Newswise — (Cambridge MA, 5 May 2011) The McGovern Institute for Brain Research will soon have a sibling in China. On April 22nd an agreement was signed between Patrick McGovern, chairman of International Data Group Inc. (IDG) and co-founder of the McGovern Institute at MIT, and top officials of Tsinghua University, to establish a new institute for brain research in Beijing.

Under the agreement, Patrick and Lore Harp McGovern will donate US$10 million to establish the new institute and support its first ten years of operations, with matching contributions from Tsinghua. To ensure its longer-term future, the agreement also provides for the establishment of two foundations, the IDG China Foundation and the Harmony Foundation, that will raise additional funds, with help from IDG, for the institute’s eventual endowment.

“Understanding the human brain is one of the great challenges of our time”, said Patrick McGovern. “My wife and I are confident that in the next decade this new Institute will play an important role in discovering cures for mental illness and brain disease that will benefit millions of people, not only in China, but worldwide. We are especially pleased that this new Institute is at Tsinghua University, a world-class research institution that is often called ‘the MIT of China’.”

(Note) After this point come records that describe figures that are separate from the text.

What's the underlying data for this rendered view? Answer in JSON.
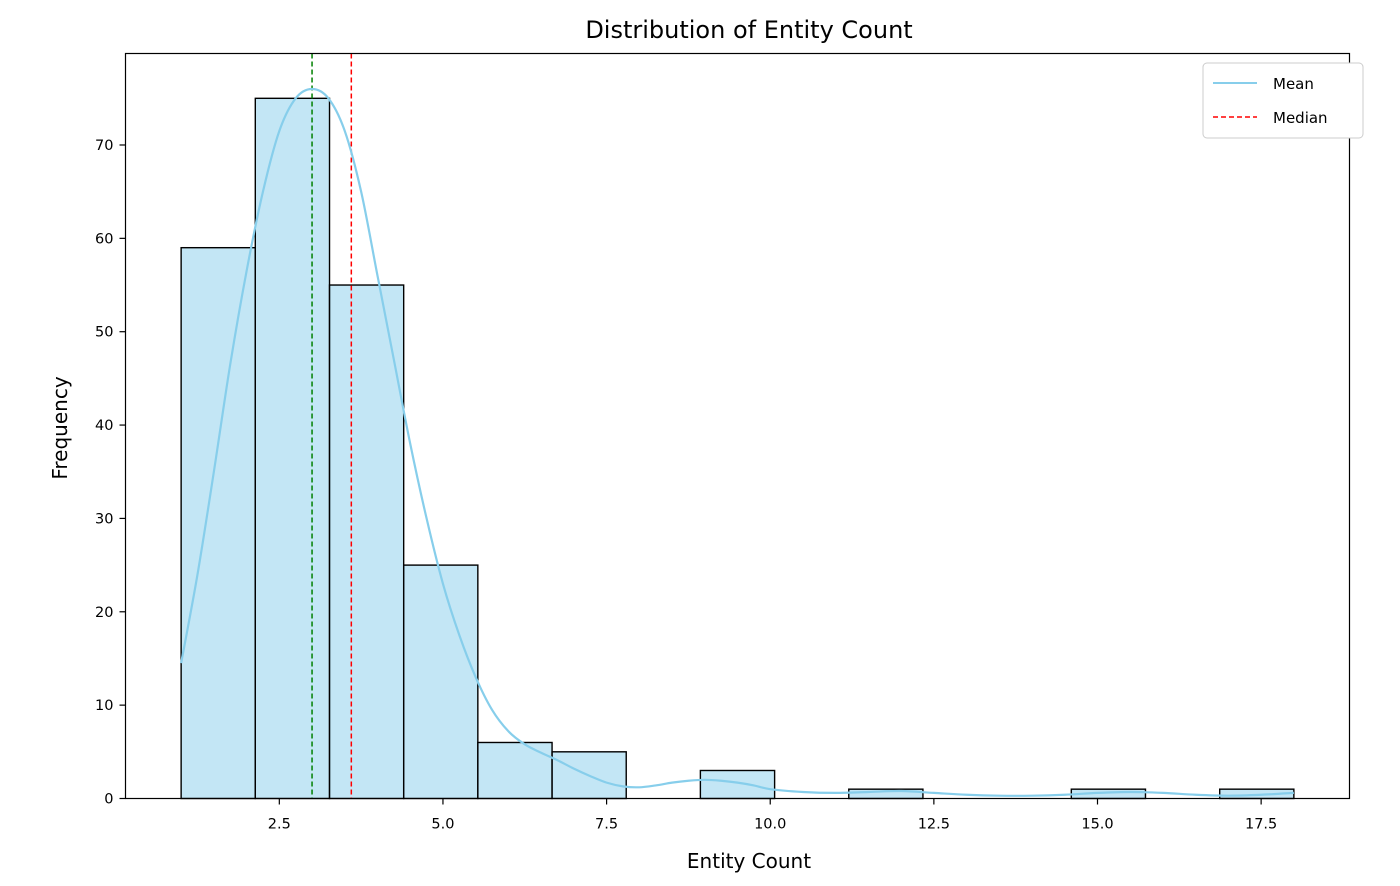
{
  "chart_data": {
    "type": "bar",
    "title": "Distribution of Entity Count",
    "xlabel": "Entity Count",
    "ylabel": "Frequency",
    "xlim": [
      0.15,
      18.85
    ],
    "ylim": [
      0,
      79.8
    ],
    "xticks": [
      2.5,
      5.0,
      7.5,
      10.0,
      12.5,
      15.0,
      17.5
    ],
    "xtick_labels": [
      "2.5",
      "5.0",
      "7.5",
      "10.0",
      "12.5",
      "15.0",
      "17.5"
    ],
    "yticks": [
      0,
      10,
      20,
      30,
      40,
      50,
      60,
      70
    ],
    "ytick_labels": [
      "0",
      "10",
      "20",
      "30",
      "40",
      "50",
      "60",
      "70"
    ],
    "grid": false,
    "legend_position": "top-right",
    "bins": {
      "edges": [
        1.0,
        2.133,
        3.267,
        4.4,
        5.533,
        6.667,
        7.8,
        8.933,
        10.067,
        11.2,
        12.333,
        13.467,
        14.6,
        15.733,
        16.867,
        18.0
      ],
      "counts": [
        59,
        75,
        55,
        25,
        6,
        5,
        0,
        3,
        0,
        1,
        0,
        0,
        1,
        0,
        1
      ]
    },
    "kde": {
      "x": [
        1.0,
        1.25,
        1.5,
        1.75,
        2.0,
        2.25,
        2.5,
        2.75,
        3.0,
        3.25,
        3.5,
        3.75,
        4.0,
        4.25,
        4.5,
        4.75,
        5.0,
        5.25,
        5.5,
        5.75,
        6.0,
        6.25,
        6.5,
        6.75,
        7.0,
        7.25,
        7.5,
        7.75,
        8.0,
        8.25,
        8.5,
        8.75,
        9.0,
        9.25,
        9.5,
        9.75,
        10.0,
        10.5,
        11.0,
        11.5,
        12.0,
        12.5,
        13.0,
        13.5,
        14.0,
        14.5,
        15.0,
        15.5,
        16.0,
        16.5,
        17.0,
        17.5,
        18.0
      ],
      "y": [
        14.5,
        24.0,
        35.0,
        46.5,
        56.5,
        65.0,
        71.5,
        75.0,
        76.0,
        75.0,
        71.5,
        65.0,
        56.0,
        47.0,
        38.0,
        30.0,
        23.0,
        17.5,
        13.0,
        9.5,
        7.2,
        5.8,
        4.9,
        4.1,
        3.2,
        2.4,
        1.7,
        1.3,
        1.2,
        1.4,
        1.7,
        1.9,
        2.0,
        1.9,
        1.7,
        1.4,
        1.0,
        0.7,
        0.6,
        0.7,
        0.8,
        0.6,
        0.4,
        0.3,
        0.3,
        0.4,
        0.6,
        0.7,
        0.6,
        0.4,
        0.3,
        0.4,
        0.6
      ]
    },
    "series": [
      {
        "name": "Mean",
        "style": "solid",
        "color": "#87ceeb"
      },
      {
        "name": "Median",
        "style": "dashed",
        "color": "#ff0000"
      }
    ],
    "vlines": [
      {
        "x": 3.6,
        "color": "#ff0000",
        "style": "dashed"
      },
      {
        "x": 3.0,
        "color": "#008000",
        "style": "dashed"
      }
    ],
    "colors": {
      "bar_fill": "#87ceeb",
      "bar_alpha": 0.5,
      "bar_edge": "#000000",
      "kde": "#87ceeb"
    }
  }
}
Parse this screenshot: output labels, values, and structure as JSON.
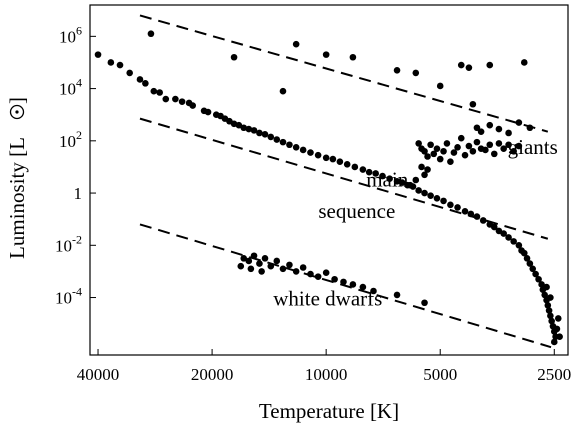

“Our ambition is to find a cure for at least one brain disorder during our lifetime”, said Lore McGovern. “We hope that by bringing together the best minds from around the world, first at MIT and now at Tsinghua University, we will accelerate progress toward this goal.”

The new institute, which will be called the IDG/McGovern Institute for Brain Research at Tsinghua University (IMIBR-TSU), will conduct research in all areas of neuroscience, with an emphasis on cellular, molecular, systems and computational neuroscience. It will be fully integrated into the host university, with an organizational structure similar to that of the McGovern Institute at MIT. It is expected to grow to at least 16 labs, each headed by a top researcher who will hold a Tsinghua faculty appointment. It will be housed in a new building with over 4000 sq m of lab space on the Tsinghua campus; design work has already begun, and the building is expected to open in 2013. A board of directors, with joint representation from IDG and TSU, will oversee the institute. One of their early priorities will be to appoint a director for the institute.

The future fundraising effort for IMIBR-TSU will be led by Hugo Shong, Founding General Partner of IDG Capital Partners, who will head both the IDG China Foundation and the Harmony Foundation, a charity organization set up by IDG Capital Partners. "My colleagues and I greatly admire what Pat and Lore have done with McGovern Institute for Brain Research at MIT," Shong said. “We are delighted to see that they have chosen Tsinghua to be the first international center for brain research in our home country of China, and we are happy to assist its future growth as well."

Shong helped Patrick McGovern to set up China’s first technology venture firm, IDG Technology Ventures, in 1993. Over the past 18 years the firm has invested in over 200 companies, including four - Sohu, Soufun, Baidu and Ctrip - that are now publicly traded in the US. Shong and his colleagues have already pledged over $2 million to the McGovern Institute to support collaborative programs with China, including a symposium at Tsinghua University in 2009.

The agreement with Tsinghua University was signed at a ceremony in Beijing by Patrick McGovern, Dr. GU Binglin, President of Tsinghua University and SONG Jun, Vice Chairman and Secretary General of the Education Foundation of Tsinghua. Also present were Lore Harp McGovern; Hugo Shong; Robert Desimone, Director of the McGovern Institute for Brain Research at MIT; SHI Yigong, Executive Vice Dean of the School of Medicine of Tsinghua University; and LIU Guosong and ZHONG Yi, professors from the Neuroscience Department of the School of Medicine of Tsinghua University.